Ce dont je ne suis pas fan, cependant, c’est la qualité intérieure ; les plastiques texturés blancs et gris contribuent dans une certaine mesure à l’éclaircir, mais un peu trop de plastiques cassants rappellent qu’il s’agit d’une voiture économique construite pour un prix.
De plus, bien qu’elle n’ait enregistré que 1 000 milles, la garniture autour de la console centrale s’est déplacée, exposant des clips difficiles à remettre en place sans casser quelque chose.

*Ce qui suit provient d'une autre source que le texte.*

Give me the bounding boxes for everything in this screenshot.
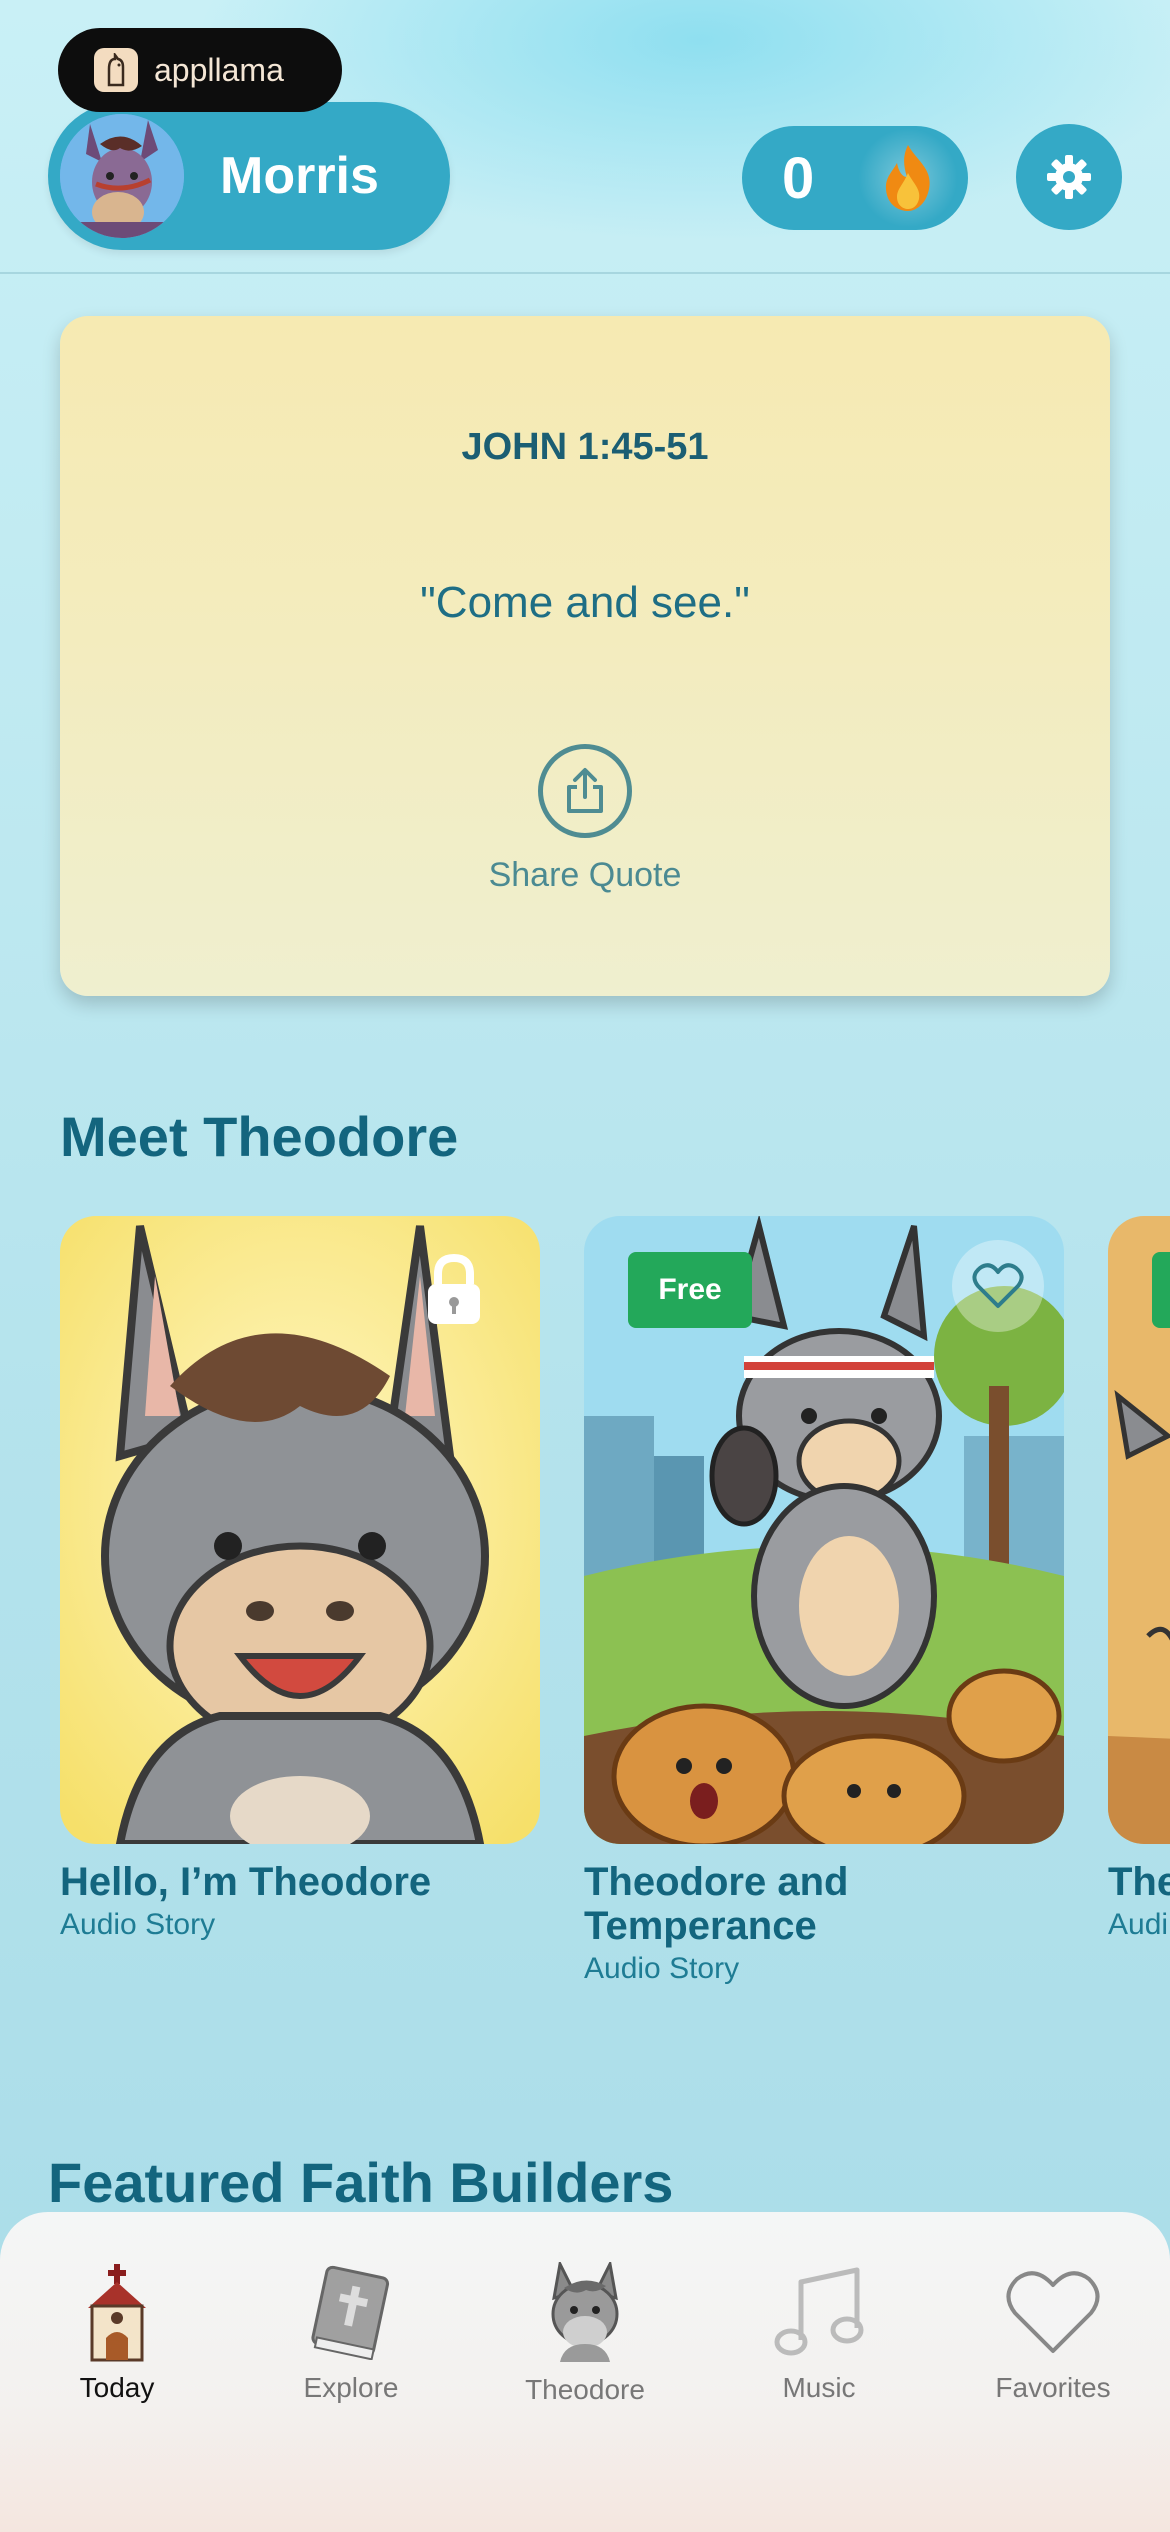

Sans vouloir créer « Bad Blood », j’ai également utilisé Apple CarPlay de série pour éviter autant que possible d’utiliser le système d’infodivertissement de Suzuki. Le système semble désuet et il n’y a pas grand-chose à approfondir à part les statistiques de navigation par satellite, de radio et d’efficacité, tandis que les graphismes sont sombres. Ensuite, vous avez l’écran lui-même, qui peut être léthargique lorsqu’il s’agit de répondre aux entrées et manque de contraste.
Avec seulement 81 ch destinés aux roues avant grâce à son moteur essence hybride doux de 1,2 litre, on pourrait s’attendre à ce que la Swift soit plutôt léthargique. Cependant, grâce à un poids à vide de 945 kg, la Swift se sent plutôt, enfin, pas rapide du tout, mais agile. L’absence de turbo signifie que vous êtes encouragé à monter à plein régime, mais j’ai quand même réussi à revenir à plus de 55 mpg.